Not suggesting to them how an independent Scotland could preform well in the EU and would be more beneficial than, say, Montenegro; but issuing fiats as to she would be a lynchpin in the same way, I suppose, Scotland would collapse without the involvement of Inverness. And, if they did not consider their interests subordinate to Scottish/his whims:
We propose a practical, common sense approach to membership, which means that there is no detriment – none whatsoever – to any other member of the European Union as a result of Scotland’s continuing membership. And the alternative – the fishing fleets of 12 countries being denied any access to Scottish waters and as a consequence, their access to Norwegian waters, which is also dependent on Scottish access; […]
Without the back-up of the Senior Service, the SDF – presumably based at Faslane, 40 miles from the seat of Government and a day sail from the North Sea – would have a perfect right to prevent foreign fleets from accessing Scottish fields. What it would have some difficulties in making the case for under international convention is frustrating free transit through Scottish waters to another zone.
Then Scottish fishermen might have difficulties in securing access to other zones which they currently use, or those countries given a preemptive ultimatum to buy Scottish catches. And that is before we get onto the insignificance the Scottish fleet has for the big hitters of the EU, France and Germany.
This would appear to be the “if you don’t give us unfettered access, you can get to Forfar! PS You still will buy our catches, yes?” form of negotiation.

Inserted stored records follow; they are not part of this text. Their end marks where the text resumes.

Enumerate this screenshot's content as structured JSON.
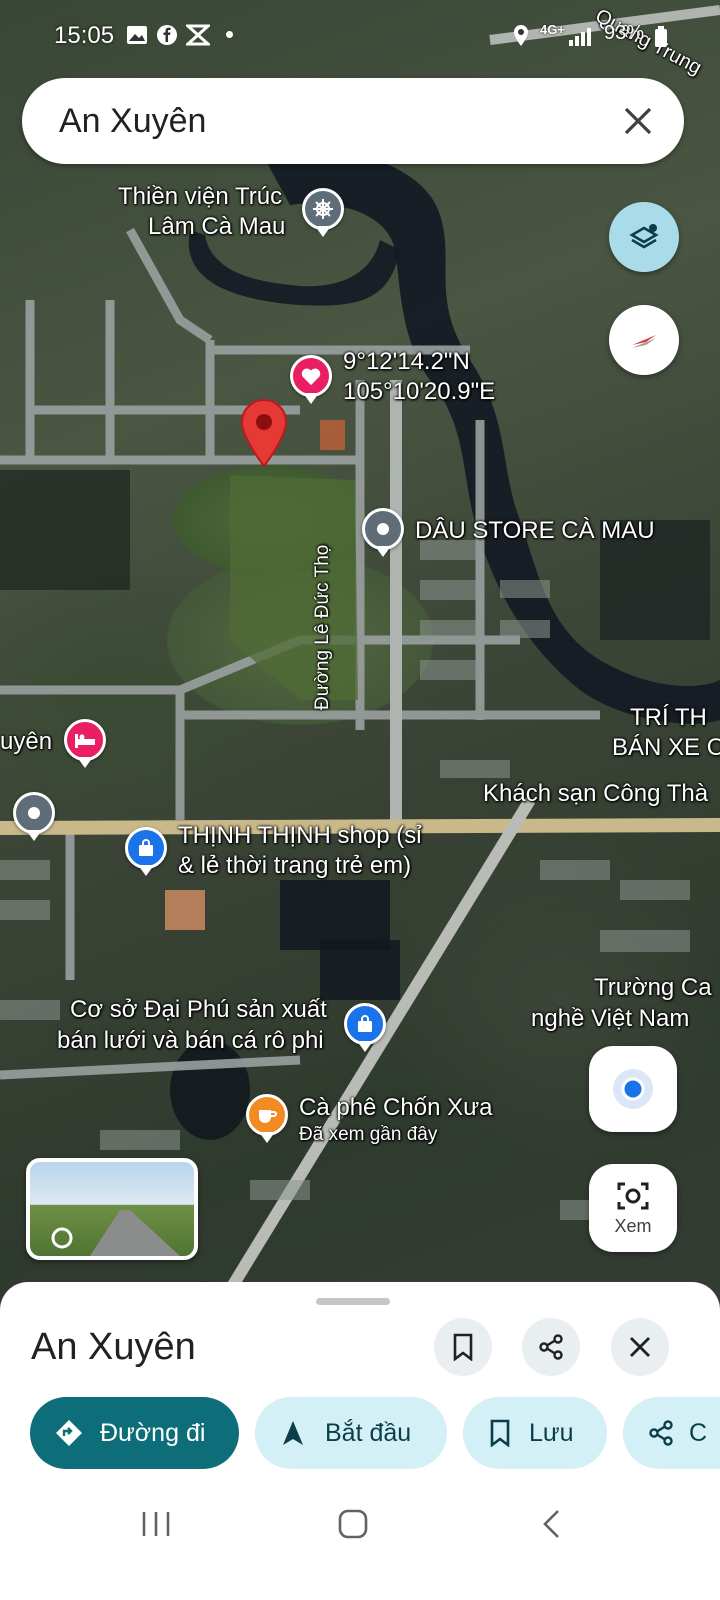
{
  "status_bar": {
    "time": "15:05",
    "network": "4G+",
    "battery": "93%"
  },
  "search": {
    "query": "An Xuyên"
  },
  "map": {
    "coordinates": {
      "lat": "9°12'14.2\"N",
      "lng": "105°10'20.9\"E"
    },
    "labels": {
      "quang_trung": "Quang Trung",
      "thien_vien_1": "Thiền viện Trúc",
      "thien_vien_2": "Lâm Cà Mau",
      "dau_store": "DÂU STORE CÀ MAU",
      "duong_le_duc_tho": "Đường Lê Đức Thọ",
      "tri_th": "TRÍ TH",
      "ban_xe_ot": "BÁN XE OT",
      "khach_san": "Khách sạn Công Thà",
      "an_xuyen_partial": "uyên",
      "thinh_shop_1": "THỊNH THỊNH shop (sỉ",
      "thinh_shop_2": "& lẻ thời trang trẻ em)",
      "truong_ca": "Trường Ca",
      "nghe_viet_nam": "nghề Việt Nam",
      "dai_phu_1": "Cơ sở Đại Phú sản xuất",
      "dai_phu_2": "bán lưới và bán cá rô phi",
      "ca_phe": "Cà phê Chốn Xưa",
      "recently_viewed": "Đã xem gần đây"
    }
  },
  "controls": {
    "lens_label": "Xem"
  },
  "bottom_sheet": {
    "title": "An Xuyên",
    "chips": {
      "directions": "Đường đi",
      "start": "Bắt đầu",
      "save": "Lưu",
      "share_partial": "C"
    }
  },
  "colors": {
    "accent_teal": "#0d6e7a",
    "chip_bg": "#d3f0f6",
    "pin_red": "#e53935",
    "pin_blue": "#1a73e8",
    "pin_pink": "#e91e63",
    "pin_orange": "#f28b22",
    "pin_gray": "#5f6d78"
  }
}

[…] 160,000 EU workers and students, and of course voters, in Scotland suddenly uncertain about their status; five and a quarter million people ceasing to be EU citizens against their will – this alternative, as Sir David Edward points out, is clearly absurd. But it is more than absurd. There is simply no legal basis in the EU treaties for any such proposition. And it is against the founding principles of the European Union.
“EU citizenship” does not exist as does British citizenship. It is a series of optional add-ons for existing national citizenships, and would be retained through post-YES Scots’ continuing British citizenship (unless he is intended to deny Scottish citizenship to those Scots wishing to retain British citizenship; which is, I suppose, possible). In any case, in the event of a YES vote, Holyrood/Scots would have elected to separate themselves from the legal status of the UK.
The future status of the citizens of EU states in Scotland would be, according to the Edinburgh Agreement, Holyrood’s to address.
What is “not our problem, guv” in the 23 other working/official languages of the EU?
Then there was the stuff about Scotland being a “nation of drunks” which made it difficult to sell whisky as a beneficial product. Although I am not entirely sure I disagree with the first bit, the second bit does dispute his previously enunciated position that the minimum pricing on alcohol was solely about harm reduction.
Scotland, wha’ like us? None, thank fuck.